The Seminary has adopted the following procedures to resolve specific allegations of discrimination or noncompliance with Title IX, Title VI, or the Rehabilitation Act. In addition, these procedures may be used by individuals to raise issues of alleged discrimination or noncompliance that they would like reviewed with the Seminary’s administrators. For a detailed overview, visit: titleix.ptsem.edu.

Sexual misconduct of any kind is not acceptable behavior. It is inconsistent with the commitment to excellence and Christian ethics that characterize the Seminary’s activities. The Seminary will take such action as it deems appropriate to prevent, correct, and if necessary, discipline behavior constituting sexual misconduct. Sanctions that may be applied include, but are not limited to, warning, probation, suspension (with or without pay for employees), dismissal and expulsion. In addition, sexual misconduct by a vendor, contractor, or other third-party having an agreement or contract with the Seminary may be grounds for the abrogation of such agreement or contract.

Title VI of the Civil Rights Act of 1964 prohibits discrimination in Federal and Federally assisted projects and programs based upon race, color, and national origin. Since 1964, additional Title VI-like statutes have prohibited discrimination based upon sex (Federal-aid Highway Act of 1973), age (The Age Discrimination Act of 1975), and disability (Section 504 of the Rehabilitation Act of 1973 and Americans with Disabilities Act of 1990). Taken together, Princeton Seminary has defined a Title VI/Nondiscrimination Program to prohibit discrimination based upon race, color, ancestry, age, gender, marital status, civil union status, military status, national origin, religious affiliation (except as religion may be a bona fide qualification), disability, sexual or affectional orientation, atypical hereditary cellular or blood trait of an individual, or any other characteristic protected by law in its admission policies, education programs, activities, or employment policies.

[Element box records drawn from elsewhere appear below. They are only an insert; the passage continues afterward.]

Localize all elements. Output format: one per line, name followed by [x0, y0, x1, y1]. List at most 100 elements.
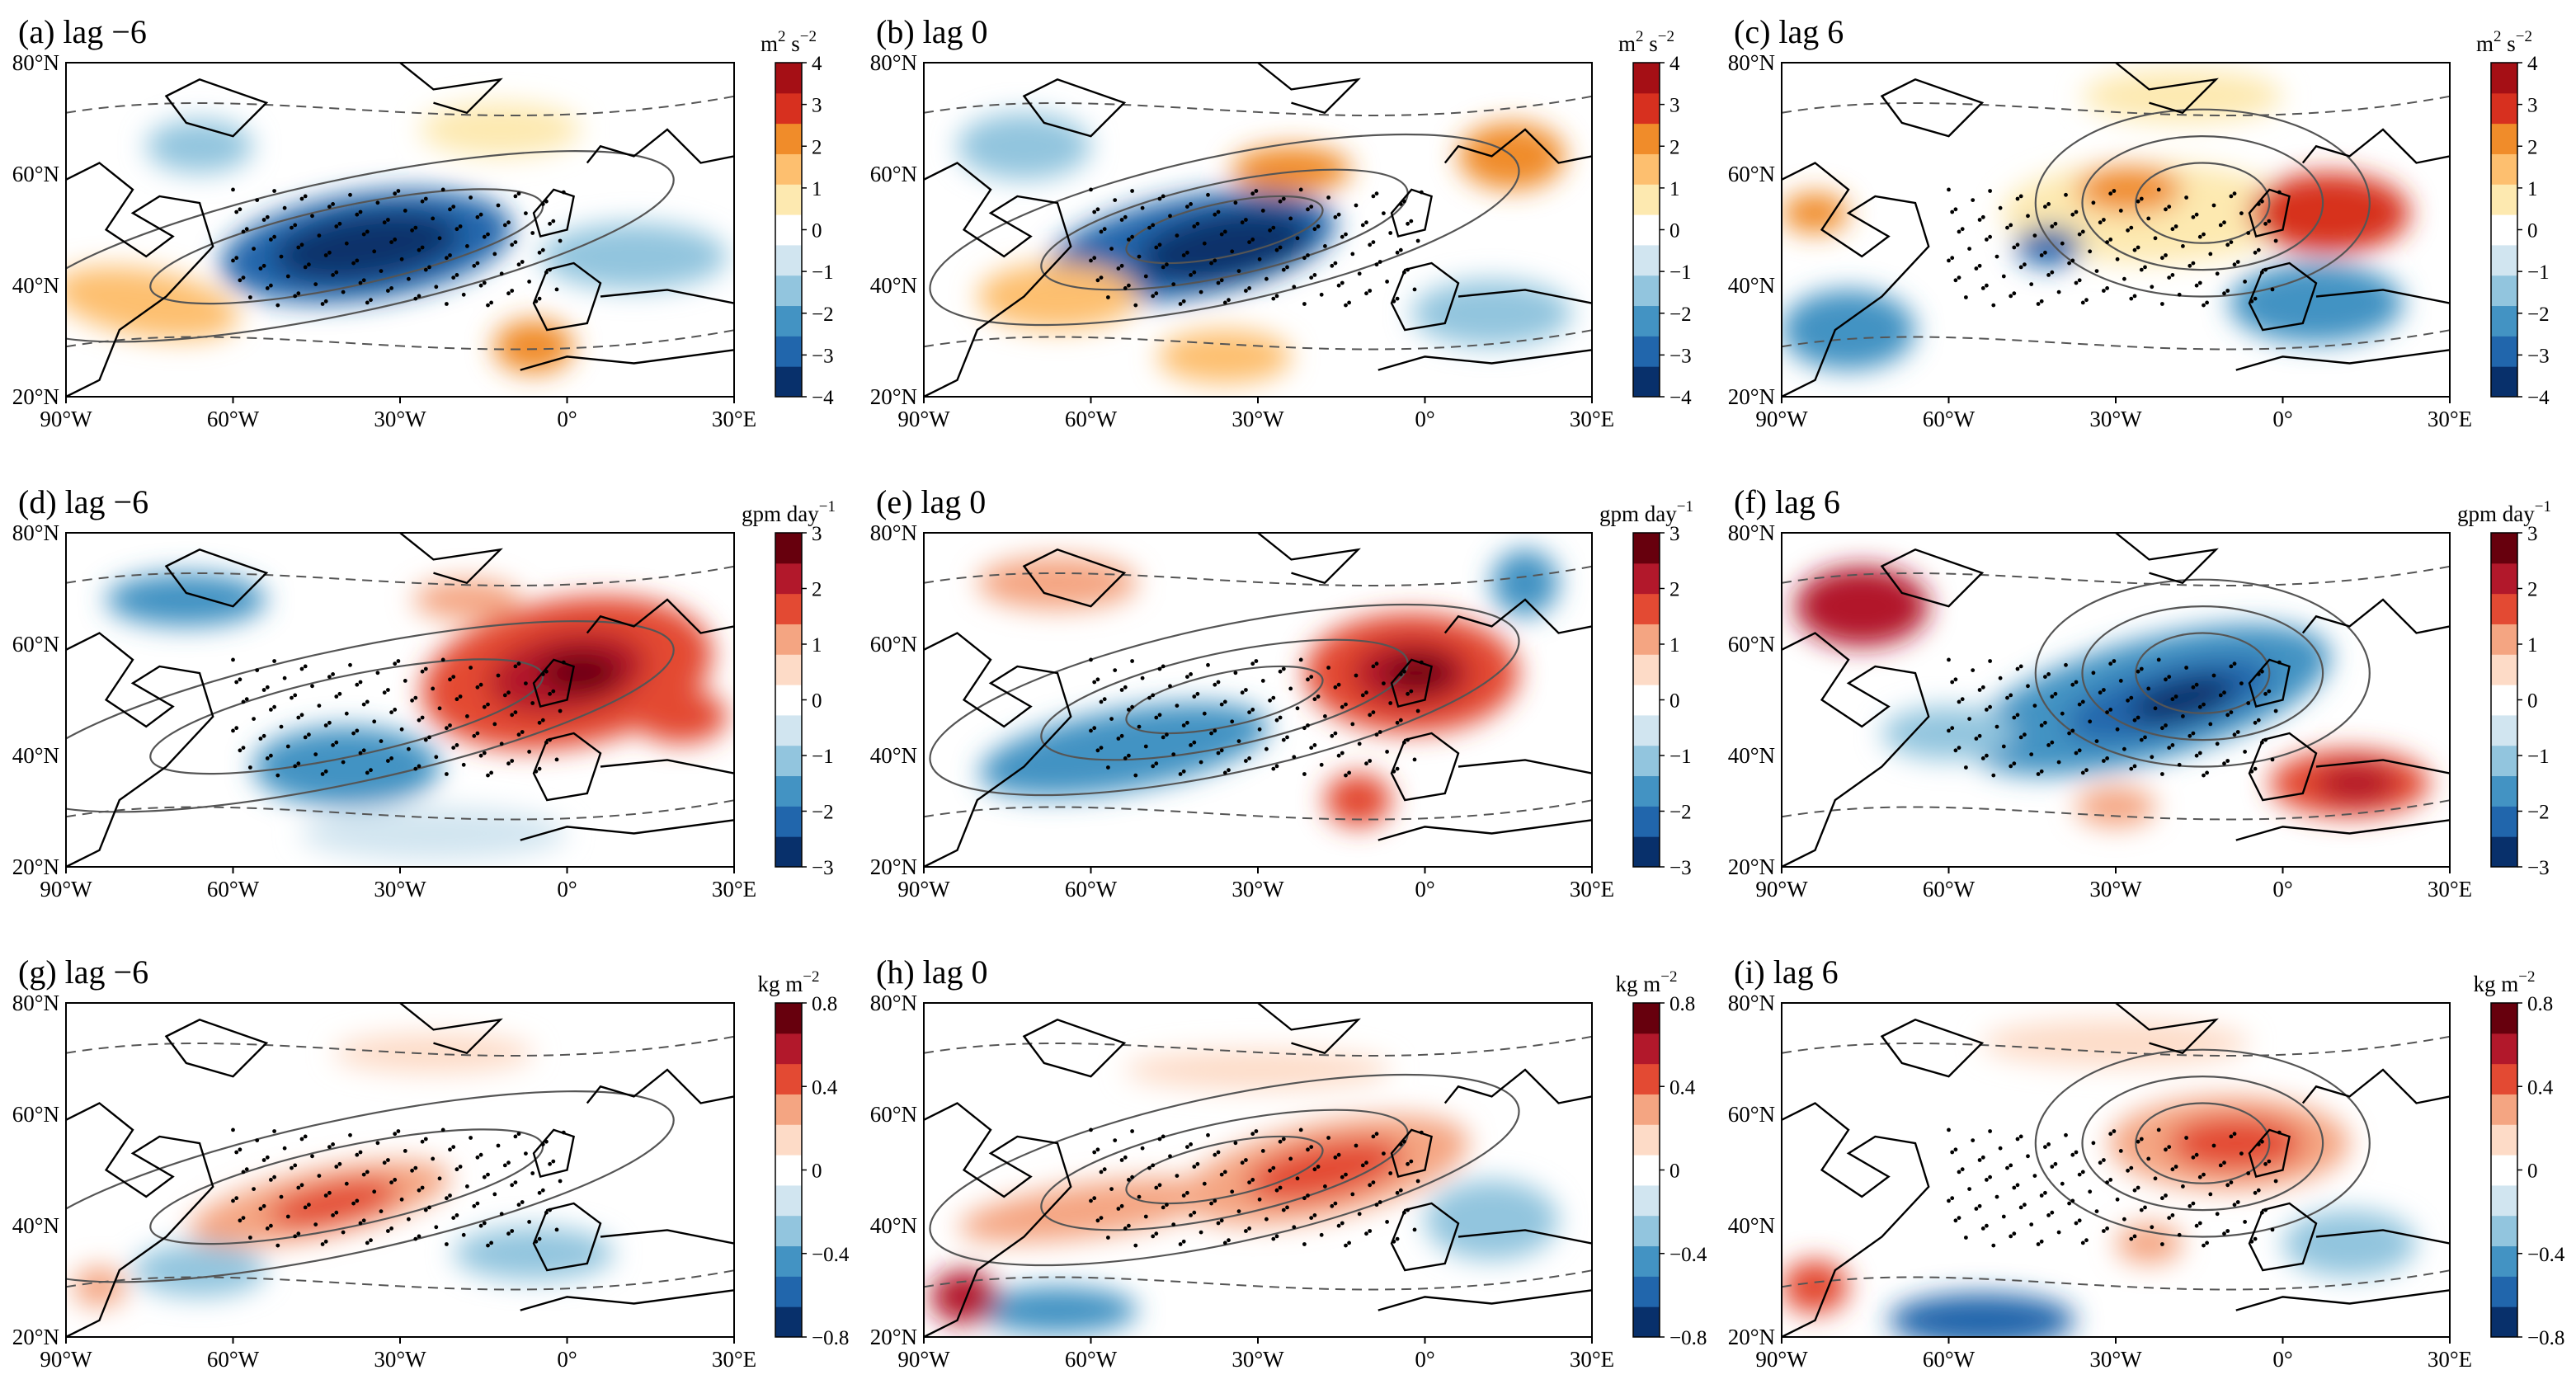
colorbar-segment — [775, 1245, 802, 1277]
colorbar-tick-label: −3 — [812, 345, 834, 367]
colorbar: 0.8 0.4 0 −0.4 −0.8 — [1632, 993, 1707, 1349]
contour-line — [2081, 605, 2324, 741]
colorbar-segment — [2491, 1215, 2517, 1247]
anomaly-shading — [930, 1270, 998, 1324]
coastline — [1458, 1229, 1592, 1245]
colorbar-segment — [775, 305, 802, 337]
lat-tick-label: 20°N — [1728, 384, 1775, 409]
colorbar-tick-label: −0.8 — [2527, 1327, 2564, 1349]
colorbar-segment — [775, 654, 802, 685]
map-field — [1782, 63, 2450, 397]
lon-tick-label: 60°W — [207, 1347, 260, 1372]
colorbar-segment — [2491, 63, 2517, 94]
panel-title: (d) lag −6 — [18, 483, 148, 520]
panel-0-0: (a) lag −680°N 60°N 40°N 20°N90°W 60°W 30°W 0°… — [12, 13, 834, 431]
colorbar-segment — [775, 336, 802, 367]
colorbar-segment — [2491, 1245, 2517, 1277]
panel-title: (c) lag 6 — [1734, 13, 1844, 50]
significance-stippling — [1089, 187, 1424, 308]
anomaly-shading — [2169, 1116, 2303, 1170]
coastline — [2235, 349, 2450, 371]
colorbar-tick-label: 0 — [2527, 1160, 2538, 1183]
coastline — [2315, 759, 2450, 774]
colorbar-segment — [2491, 214, 2517, 246]
coastline — [2235, 1289, 2450, 1311]
lat-tick-label: 20°N — [12, 384, 59, 409]
colorbar-segment — [2491, 1155, 2517, 1186]
colorbar-tick-label: 1 — [1669, 178, 1680, 200]
panel-title: (b) lag 0 — [876, 13, 988, 50]
colorbar-segment — [775, 1215, 802, 1247]
colorbar-segment — [2491, 275, 2517, 307]
coastline — [1443, 598, 1592, 634]
colorbar-segment — [775, 624, 802, 655]
anomaly-shading — [2082, 69, 2283, 123]
lon-tick-label: 30°W — [2089, 877, 2142, 901]
lon-tick-label: 60°W — [1065, 407, 1118, 431]
colorbar-segment — [2491, 244, 2517, 276]
contour-line — [929, 1073, 1520, 1267]
lon-tick-label: 60°W — [1923, 407, 1976, 431]
coastline — [164, 1019, 269, 1078]
lon-tick-label: 30°E — [1570, 407, 1614, 431]
anomaly-shading — [252, 726, 440, 807]
contour-line-dashed — [924, 565, 1592, 586]
colorbar-segment — [2491, 714, 2517, 746]
lon-tick-label: 0° — [1415, 877, 1434, 901]
coastline — [520, 349, 734, 371]
colorbar-segment — [1633, 92, 1660, 125]
panel-title: (e) lag 0 — [876, 483, 986, 520]
colorbar-tick-label: 0.8 — [2527, 993, 2553, 1015]
lon-tick-label: 60°W — [1065, 877, 1118, 901]
coastline — [164, 78, 269, 138]
contour-line-dashed — [66, 1035, 734, 1057]
contour-line — [66, 150, 675, 343]
contour-line-dashed — [66, 1269, 734, 1291]
lon-tick-label: 30°W — [374, 877, 426, 901]
colorbar-segment — [1633, 1215, 1660, 1247]
lat-tick-label: 40°N — [12, 273, 59, 298]
colorbar-segment — [775, 244, 802, 276]
colorbar-segment — [775, 1184, 802, 1217]
lon-tick-label: 60°W — [207, 407, 260, 431]
colorbar-tick-label: 0.4 — [812, 1076, 838, 1099]
coastline — [1782, 632, 1930, 867]
anomaly-shading — [453, 1226, 615, 1281]
colorbar-tick-label: −3 — [1669, 345, 1692, 367]
lat-tick-label: 20°N — [1728, 854, 1775, 879]
anomaly-shading — [2131, 676, 2235, 724]
map-field — [1782, 533, 2450, 867]
colorbar-segment — [775, 275, 802, 307]
colorbar-tick-label: 3 — [2527, 95, 2538, 117]
colorbar-tick-label: 1 — [812, 634, 822, 657]
colorbar-tick-label: −0.8 — [1669, 1327, 1707, 1349]
colorbar-segment — [1633, 1276, 1660, 1307]
colorbar-segment — [775, 593, 802, 624]
colorbar-segment — [775, 1033, 802, 1065]
colorbar-tick-label: −3 — [2527, 857, 2550, 879]
panel-2-1: (h) lag 080°N 60°N 40°N 20°N90°W 60°W 30°W 0° 3… — [870, 953, 1707, 1372]
colorbar-segment — [1633, 836, 1660, 868]
coastline — [1458, 289, 1592, 304]
anomaly-shading — [299, 807, 567, 860]
anomaly-shading — [2229, 263, 2404, 344]
coastline — [1390, 732, 1460, 802]
anomaly-shading — [1782, 192, 1848, 233]
coastline — [399, 63, 503, 115]
anomaly-shading — [1881, 706, 2016, 760]
lat-tick-label: 60°N — [870, 632, 917, 657]
colorbar: 3 2 1 0 −1 −2 −3 — [775, 523, 834, 879]
lat-tick-label: 60°N — [870, 1102, 917, 1127]
coastline — [2115, 1003, 2219, 1055]
anomaly-shading — [957, 112, 1091, 180]
colorbar-unit-label: m2 s−2 — [761, 28, 817, 56]
colorbar-tick-label: −0.8 — [812, 1327, 849, 1349]
lat-tick-label: 80°N — [870, 50, 917, 75]
panel-2-2: (i) lag 680°N 60°N 40°N 20°N90°W 60°W 30°W 0° 3… — [1728, 953, 2565, 1372]
colorbar-segment — [1633, 153, 1660, 185]
anomaly-shading — [133, 1243, 266, 1297]
colorbar-segment — [775, 563, 802, 595]
lon-tick-label: 0° — [557, 877, 577, 901]
colorbar-segment — [1633, 1306, 1660, 1338]
colorbar-segment — [775, 92, 802, 125]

(1)   Initial inquiries or complaints of discrimination should be directed to the Title VI/IX coordinator, either in person or in writing. After receiving the initial inquiry, the Title VI/IX coordinator will meet with the complainant to address the complainant’s issues and explain the Seminary’s policies in an effort to resolve the complaint. Reporting Forms are available.  

(2)   If further clarification or resolution of the complaint is deemed necessary, specific questions of institutional policy or individual charges of discrimination must be filed in writing with the Title VI/IX coordinator. The Title VI/IX coordinator will then provide copies to appropriate parties and attempt to resolve the issue that has been raised by the complainant.

(3)   Should steps one and two fail to resolve the complainant’s issue within a reasonable amount of time, the Title VI/IX coordinator shall direct the complainant to use the relevant grievance procedure found elsewhere in this Handbook in order to resolve the complainant’s issue.